Abstract

The Weiyuan Structure is the largest surface structure in the Sichuan Basin. However, the abundance of the Dengying Formation gas reservoir in the Weiyuan Structure is low. The height of the gas column is 244 m, but the integrated abundance is only 26.4%. After nearly 40 years of exploration, the Gaoshi1 Well and Moxi8 Well yielded gas flows that marked an important exploration success after the discovery of the Sinian Dengying Formation gas reservoir in the Weiyuan Structure, Sichuan Basin, Lower-Paleozoic in 1964. Combined with research examples of oil and gas migration and gas chimneys around the world, the authors used comprehensive geological-geophysical-geochemical research methods to provide a reasonable explanation of the low abundance of the gas reservoir in the Weiyuan Structure based on the surface and subsurface data. The latest research results show that (1) currently, the Weiyuan Structure is the apex of the Dengying Formation in the Mid-Sichuan Basin.

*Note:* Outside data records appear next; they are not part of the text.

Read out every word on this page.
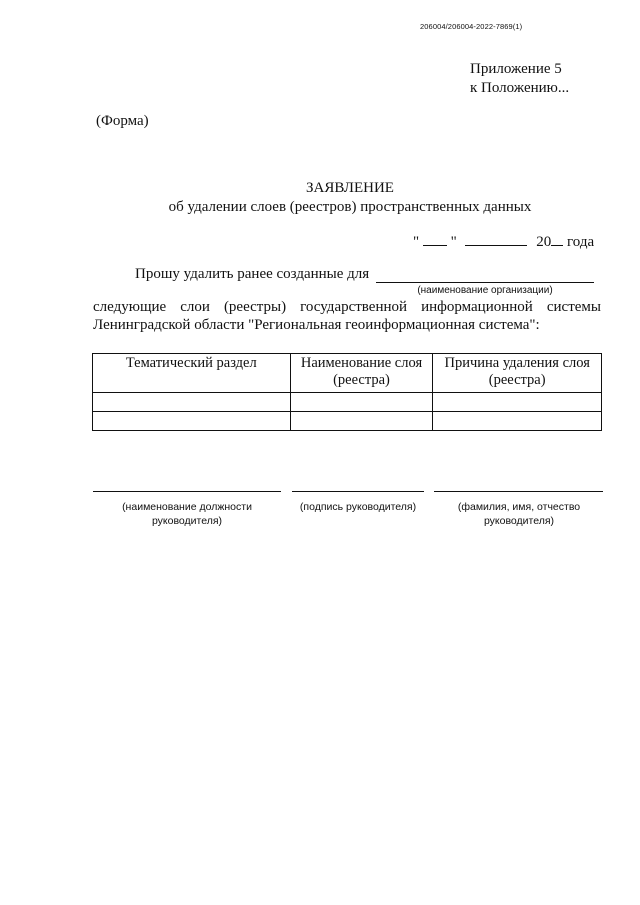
206004/206004-2022-7869(1)
Приложение 5
к Положению...
(Форма)
ЗАЯВЛЕНИЕ
об удалении слоев (реестров) пространственных данных
" "	20 года
Прошу удалить ранее созданные для
(наименование организации)
следующие слои (реестры) государственной информационной системы
Ленинградской области "Региональная геоинформационная система":
Тематический раздел	Наименование слоя (реестра)	Причина удаления слоя (реестра)

(наименование должности руководителя)
(подпись руководителя)	(фамилия, имя, отчество руководителя)
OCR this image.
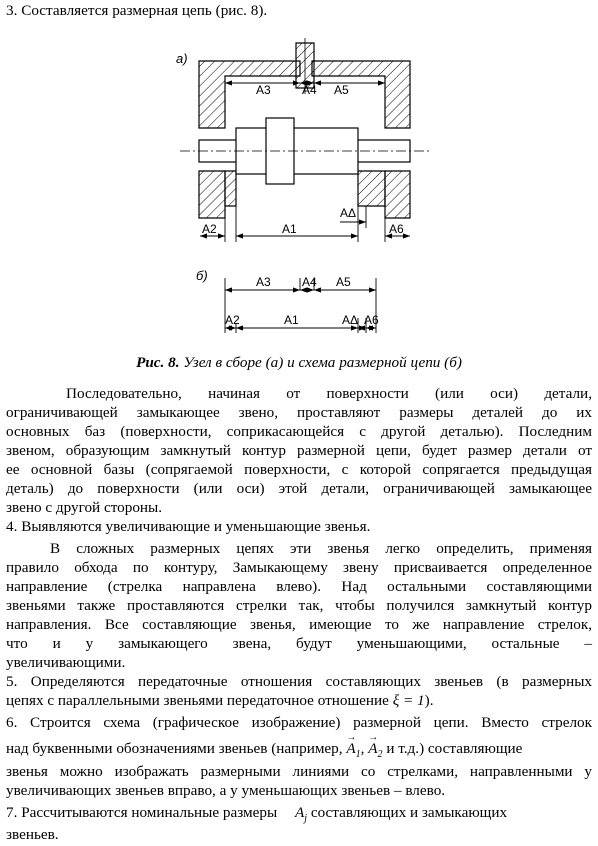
3. Составляется размерная цепь (рис. 8).
а)
A3	A4 A5
A2	A1
AΔ
A6
б)	A3	A4 A5
A2	A1	AΔ A6
Рис. 8. Узел в сборе (а) и схема размерной цепи (б)
Последовательно, начиная от поверхности (или оси) детали,
ограничивающей замыкающее звено, проставляют размеры деталей до их
основных баз (поверхности, соприкасающейся с другой деталью). Последним
звеном, образующим замкнутый контур размерной цепи, будет размер детали от
ее основной базы (сопрягаемой поверхности, с которой сопрягается предыдущая
деталь) до поверхности (или оси) этой детали, ограничивающей замыкающее
звено с другой стороны.
4. Выявляются увеличивающие и уменьшающие звенья.
В сложных размерных цепях эти звенья легко определить, применяя
правило обхода по контуру, Замыкающему звену присваивается определенное
направление (стрелка направлена влево). Над остальными составляющими
звеньями также проставляются стрелки так, чтобы получился замкнутый контур
направления. Все составляющие звенья, имеющие то же направление стрелок,
что и у замыкающего звена, будут уменьшающими, остальные –
увеличивающими.
5. Определяются передаточные отношения составляющих звеньев (в размерных
цепях с параллельными звеньями передаточное отношение ξ = 1).
6. Строится схема (графическое изображение) размерной цепи. Вместо стрелок
над буквенными обозначениями звеньев (например, → $A_1$, → $A_2$ и т.д.) составляющие
звенья можно изображать размерными линиями со стрелками, направленными у
увеличивающих звеньев вправо, а у уменьшающих звеньев – влево.
7. Рассчитываются номинальные размеры $A_j$ составляющих и замыкающих
звеньев.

The Guang’an, Longnusi, Gaoshiti-Moxi, and Weiyuan structures are a series of traps in the Dengying Formation with gradual uplifting spill and closure points during the regional uplift of the Himalayan period. The natural gas of the Dengying Formation accumulated in different ways over a wide range and long distance in the Sichuan Basin. (2) At approximately 40 Ma, the Weiyuan area started to uplift and form the present structure, and it is the only outcropped area with the Triassic Jialingjiang Formation and Leikoupo Formation in the surface of the Sichuan Basin (except the steep structural belt in East Sichuan). Caused by the uplift and denudation, the core of the Weiyuan Structure has formed an escaping “skylight” for natural gas. The evidence of a gas chimney includes (1) the component percentage of non-hydrocarbon gas, which decreased from the bottom to the top, (2) the pressure coefficient is normal because the gas reservoir from the Upper Sinian to the Lower Permian commonly have a normal pressure coefficient (an average of 1.0), and (3) the isotope geochemistry of the argon mostly represents abiogenic characteristics of a deep source, and the 40Ar/36Ar ratio is as high as 2 855–5 222 in the Upper Permian. All of these characteristics provide sufficient evidence for a gas chimney effect. The characteristics of low abundance in the Weiyuan Structure can be a reference example for studying the late reconstruction of deep oil and gas reservoirs in the superimposed basins of western China.